An Israeli military judge extended the remand of a 15-year-old Palestinian on Sunday despite suspicions that the boy was badly beaten by soldiers. The reason for the extension was that the court was closed for Memorial Day and Independence Day.

The judge told military prosecutors he would expect an explanation of the boy's injuries at the next hearing.

The boy, a resident of Bil'in who can only be identified as A.H., was arrested on Friday on suspicion of throwing stones during the weekly protest against the separation fence, which cuts across the village's lands. He was brought before the military judge, Maj. Sharon Keinan, at the Ofer Prison's military court on Sunday.

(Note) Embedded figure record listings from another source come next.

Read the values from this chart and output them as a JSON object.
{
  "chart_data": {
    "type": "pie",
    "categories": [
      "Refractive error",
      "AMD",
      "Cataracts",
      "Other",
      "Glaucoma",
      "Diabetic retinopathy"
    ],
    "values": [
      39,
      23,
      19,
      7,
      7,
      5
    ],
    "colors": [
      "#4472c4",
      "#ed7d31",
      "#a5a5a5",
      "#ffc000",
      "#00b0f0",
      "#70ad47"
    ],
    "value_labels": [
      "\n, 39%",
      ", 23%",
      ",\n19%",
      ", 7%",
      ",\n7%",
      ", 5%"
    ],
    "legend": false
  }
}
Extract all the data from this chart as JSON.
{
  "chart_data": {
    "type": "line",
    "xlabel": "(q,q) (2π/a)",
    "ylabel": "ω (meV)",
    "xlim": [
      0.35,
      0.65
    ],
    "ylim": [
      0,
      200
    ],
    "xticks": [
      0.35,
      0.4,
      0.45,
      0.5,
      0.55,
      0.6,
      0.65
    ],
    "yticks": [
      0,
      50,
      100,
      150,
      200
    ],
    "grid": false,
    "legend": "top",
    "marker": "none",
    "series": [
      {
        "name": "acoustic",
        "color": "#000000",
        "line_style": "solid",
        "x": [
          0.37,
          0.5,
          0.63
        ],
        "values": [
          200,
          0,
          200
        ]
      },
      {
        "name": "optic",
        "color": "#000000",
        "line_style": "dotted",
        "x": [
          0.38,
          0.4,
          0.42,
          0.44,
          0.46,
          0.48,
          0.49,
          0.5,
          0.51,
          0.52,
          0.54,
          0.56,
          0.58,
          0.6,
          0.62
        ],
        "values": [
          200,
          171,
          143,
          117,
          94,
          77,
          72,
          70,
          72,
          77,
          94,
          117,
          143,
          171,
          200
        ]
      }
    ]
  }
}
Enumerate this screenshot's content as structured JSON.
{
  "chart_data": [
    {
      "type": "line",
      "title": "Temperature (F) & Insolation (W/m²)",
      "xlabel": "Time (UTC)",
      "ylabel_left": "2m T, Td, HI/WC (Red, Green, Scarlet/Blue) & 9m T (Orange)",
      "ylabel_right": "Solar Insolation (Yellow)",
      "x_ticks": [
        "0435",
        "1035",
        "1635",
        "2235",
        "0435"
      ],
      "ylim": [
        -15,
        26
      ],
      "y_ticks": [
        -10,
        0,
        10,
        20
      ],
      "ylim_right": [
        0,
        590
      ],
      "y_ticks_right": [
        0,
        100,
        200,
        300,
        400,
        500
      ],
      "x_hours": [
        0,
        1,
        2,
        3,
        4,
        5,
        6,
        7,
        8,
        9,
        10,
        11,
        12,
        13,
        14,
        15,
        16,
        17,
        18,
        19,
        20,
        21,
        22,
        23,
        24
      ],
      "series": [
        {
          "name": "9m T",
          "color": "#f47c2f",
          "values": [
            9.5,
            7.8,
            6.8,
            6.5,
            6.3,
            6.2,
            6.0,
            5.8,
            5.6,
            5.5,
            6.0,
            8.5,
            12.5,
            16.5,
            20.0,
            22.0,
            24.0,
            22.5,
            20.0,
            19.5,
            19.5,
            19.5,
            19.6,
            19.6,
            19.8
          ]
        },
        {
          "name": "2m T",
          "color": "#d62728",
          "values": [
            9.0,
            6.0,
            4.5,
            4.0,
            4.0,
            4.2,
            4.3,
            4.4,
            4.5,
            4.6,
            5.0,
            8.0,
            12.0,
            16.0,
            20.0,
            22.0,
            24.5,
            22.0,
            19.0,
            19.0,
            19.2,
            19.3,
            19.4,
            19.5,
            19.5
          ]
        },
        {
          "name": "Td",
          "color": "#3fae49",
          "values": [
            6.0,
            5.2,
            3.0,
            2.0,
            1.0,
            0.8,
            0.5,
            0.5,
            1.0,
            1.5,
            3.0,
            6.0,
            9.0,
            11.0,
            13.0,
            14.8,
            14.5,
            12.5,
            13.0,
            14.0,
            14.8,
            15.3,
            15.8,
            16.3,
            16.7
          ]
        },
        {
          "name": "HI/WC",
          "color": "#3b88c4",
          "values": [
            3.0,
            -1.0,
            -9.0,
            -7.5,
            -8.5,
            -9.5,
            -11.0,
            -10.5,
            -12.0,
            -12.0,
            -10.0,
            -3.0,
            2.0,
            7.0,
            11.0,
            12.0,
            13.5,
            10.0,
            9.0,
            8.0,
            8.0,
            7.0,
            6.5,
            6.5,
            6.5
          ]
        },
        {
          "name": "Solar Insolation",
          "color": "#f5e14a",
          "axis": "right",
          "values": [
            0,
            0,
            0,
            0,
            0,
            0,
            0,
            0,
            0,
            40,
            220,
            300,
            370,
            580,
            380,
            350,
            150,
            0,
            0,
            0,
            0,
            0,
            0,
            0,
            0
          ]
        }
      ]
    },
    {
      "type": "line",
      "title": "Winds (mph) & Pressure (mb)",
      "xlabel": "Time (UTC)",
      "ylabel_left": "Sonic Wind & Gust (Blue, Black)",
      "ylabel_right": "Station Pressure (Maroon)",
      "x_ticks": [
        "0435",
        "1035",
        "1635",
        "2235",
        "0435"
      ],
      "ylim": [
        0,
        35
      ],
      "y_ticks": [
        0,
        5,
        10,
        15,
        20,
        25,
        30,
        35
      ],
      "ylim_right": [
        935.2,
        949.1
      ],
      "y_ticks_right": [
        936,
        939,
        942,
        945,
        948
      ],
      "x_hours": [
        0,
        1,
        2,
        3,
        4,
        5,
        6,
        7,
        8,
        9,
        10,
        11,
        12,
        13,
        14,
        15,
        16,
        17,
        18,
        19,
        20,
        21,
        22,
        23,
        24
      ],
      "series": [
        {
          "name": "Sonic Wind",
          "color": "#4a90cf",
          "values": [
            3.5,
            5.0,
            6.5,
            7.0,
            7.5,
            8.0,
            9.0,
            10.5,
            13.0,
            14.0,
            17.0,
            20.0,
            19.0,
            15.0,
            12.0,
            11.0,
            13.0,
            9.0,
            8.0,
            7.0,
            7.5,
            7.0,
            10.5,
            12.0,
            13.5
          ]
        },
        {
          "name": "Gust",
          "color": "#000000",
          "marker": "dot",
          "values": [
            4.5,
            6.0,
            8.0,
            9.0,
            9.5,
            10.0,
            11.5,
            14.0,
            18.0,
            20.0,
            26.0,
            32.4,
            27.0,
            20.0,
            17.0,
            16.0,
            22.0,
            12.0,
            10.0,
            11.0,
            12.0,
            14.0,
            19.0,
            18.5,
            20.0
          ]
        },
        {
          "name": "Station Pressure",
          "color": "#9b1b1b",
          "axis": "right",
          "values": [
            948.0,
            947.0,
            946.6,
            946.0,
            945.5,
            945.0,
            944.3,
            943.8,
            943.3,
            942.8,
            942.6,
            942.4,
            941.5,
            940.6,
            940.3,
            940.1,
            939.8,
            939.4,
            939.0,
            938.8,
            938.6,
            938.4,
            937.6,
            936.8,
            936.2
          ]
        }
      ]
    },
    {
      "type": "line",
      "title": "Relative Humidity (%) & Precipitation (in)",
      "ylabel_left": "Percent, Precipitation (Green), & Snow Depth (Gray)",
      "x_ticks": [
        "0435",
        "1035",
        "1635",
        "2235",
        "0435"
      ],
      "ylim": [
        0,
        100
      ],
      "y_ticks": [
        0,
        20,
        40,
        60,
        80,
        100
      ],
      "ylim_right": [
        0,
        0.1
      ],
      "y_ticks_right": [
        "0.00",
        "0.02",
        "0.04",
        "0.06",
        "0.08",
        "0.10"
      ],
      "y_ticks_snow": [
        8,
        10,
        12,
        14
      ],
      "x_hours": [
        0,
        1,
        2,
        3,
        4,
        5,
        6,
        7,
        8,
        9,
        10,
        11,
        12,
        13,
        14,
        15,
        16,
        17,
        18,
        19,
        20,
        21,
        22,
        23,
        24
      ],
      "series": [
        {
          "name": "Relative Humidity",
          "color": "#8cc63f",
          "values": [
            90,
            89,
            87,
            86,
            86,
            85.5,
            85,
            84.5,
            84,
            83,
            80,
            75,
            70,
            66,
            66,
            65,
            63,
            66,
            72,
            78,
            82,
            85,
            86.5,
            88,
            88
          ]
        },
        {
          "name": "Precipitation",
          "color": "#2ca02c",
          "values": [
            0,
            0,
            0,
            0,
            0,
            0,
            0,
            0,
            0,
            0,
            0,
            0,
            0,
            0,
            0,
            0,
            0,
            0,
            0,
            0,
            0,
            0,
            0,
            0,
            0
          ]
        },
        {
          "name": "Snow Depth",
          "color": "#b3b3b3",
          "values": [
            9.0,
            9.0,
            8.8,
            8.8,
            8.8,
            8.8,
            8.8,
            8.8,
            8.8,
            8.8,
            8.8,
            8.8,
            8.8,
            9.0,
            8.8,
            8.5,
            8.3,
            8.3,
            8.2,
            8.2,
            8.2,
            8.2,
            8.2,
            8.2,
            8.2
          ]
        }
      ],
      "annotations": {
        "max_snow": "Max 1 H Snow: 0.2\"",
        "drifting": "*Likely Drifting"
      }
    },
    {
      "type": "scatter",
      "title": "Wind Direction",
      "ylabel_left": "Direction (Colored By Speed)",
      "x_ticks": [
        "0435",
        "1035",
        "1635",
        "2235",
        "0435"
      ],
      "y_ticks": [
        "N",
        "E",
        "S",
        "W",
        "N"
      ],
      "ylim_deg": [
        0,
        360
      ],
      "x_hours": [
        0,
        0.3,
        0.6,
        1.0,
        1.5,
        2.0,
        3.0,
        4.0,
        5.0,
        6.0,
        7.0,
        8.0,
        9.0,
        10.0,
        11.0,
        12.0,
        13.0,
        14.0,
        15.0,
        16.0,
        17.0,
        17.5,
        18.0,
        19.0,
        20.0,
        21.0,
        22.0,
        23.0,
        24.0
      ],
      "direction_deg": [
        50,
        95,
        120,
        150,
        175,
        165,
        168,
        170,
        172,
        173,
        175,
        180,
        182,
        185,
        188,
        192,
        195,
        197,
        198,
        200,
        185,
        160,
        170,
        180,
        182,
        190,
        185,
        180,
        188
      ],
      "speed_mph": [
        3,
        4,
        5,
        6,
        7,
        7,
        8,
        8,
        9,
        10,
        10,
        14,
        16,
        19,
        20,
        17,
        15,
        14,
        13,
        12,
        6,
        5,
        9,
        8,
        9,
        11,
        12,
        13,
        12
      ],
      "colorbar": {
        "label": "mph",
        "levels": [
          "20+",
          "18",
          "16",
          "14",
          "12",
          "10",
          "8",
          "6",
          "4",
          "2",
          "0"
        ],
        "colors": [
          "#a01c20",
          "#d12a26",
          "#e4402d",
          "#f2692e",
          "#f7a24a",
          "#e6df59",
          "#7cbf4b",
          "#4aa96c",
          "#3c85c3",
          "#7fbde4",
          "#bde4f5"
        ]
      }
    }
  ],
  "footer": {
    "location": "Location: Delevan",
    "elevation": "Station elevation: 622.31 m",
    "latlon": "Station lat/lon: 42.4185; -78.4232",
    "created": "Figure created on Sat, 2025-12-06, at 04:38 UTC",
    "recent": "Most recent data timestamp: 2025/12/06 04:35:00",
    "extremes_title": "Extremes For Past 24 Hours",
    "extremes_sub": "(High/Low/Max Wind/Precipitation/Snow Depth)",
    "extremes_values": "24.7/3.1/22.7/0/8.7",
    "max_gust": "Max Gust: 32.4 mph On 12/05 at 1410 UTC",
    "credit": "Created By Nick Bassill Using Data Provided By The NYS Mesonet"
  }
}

A.H. told the court his hand was injured "by soldiers. They kicked me, they attacked me. There was a lot of blood. My head is bruised. I was treated by a military medic."

The record of the hearing confirmed that "the court observed a sizable number of bruises covering the suspect's face, forehead and chin. Furthermore, the suspect's left wrist was bandaged."

The boy was supposed to be represented by attorney Limor Goldstein. But when Goldstein arrived in court that morning, he was kept waiting for several hours until finally being told the meeting room was full, and he could only meet his client in the courtroom itself.

By that time, however, Goldstein was due to represent other detainees at the military appeals court, also located at Ofer, so A.H. was left without representation. He did not know that Goldstein, to whom he had spoken by phone earlier that day, was next door in a different hearing.

Keinan wrote in his decision that despite the boy's "earnest denials," the troops who detained him had supplied testimony and evidence "linking him, at least at this stage, to the allegations against him."

But none of the soldiers claimed the boy had tried to resist arrest, so his injuries are thus far unexplained, Keinan noted. He therefore told the prosecution to come to the next hearing with answers that would explain the boy's injuries, and said prosecutors might want to consider having the Military Police examine the soldiers' behavior.

He then extended the remand until Thursday "to allow the prosecution to consider its next moves - solely because we are on the eve of Memorial Day and Independence Day, on which no hearings are held."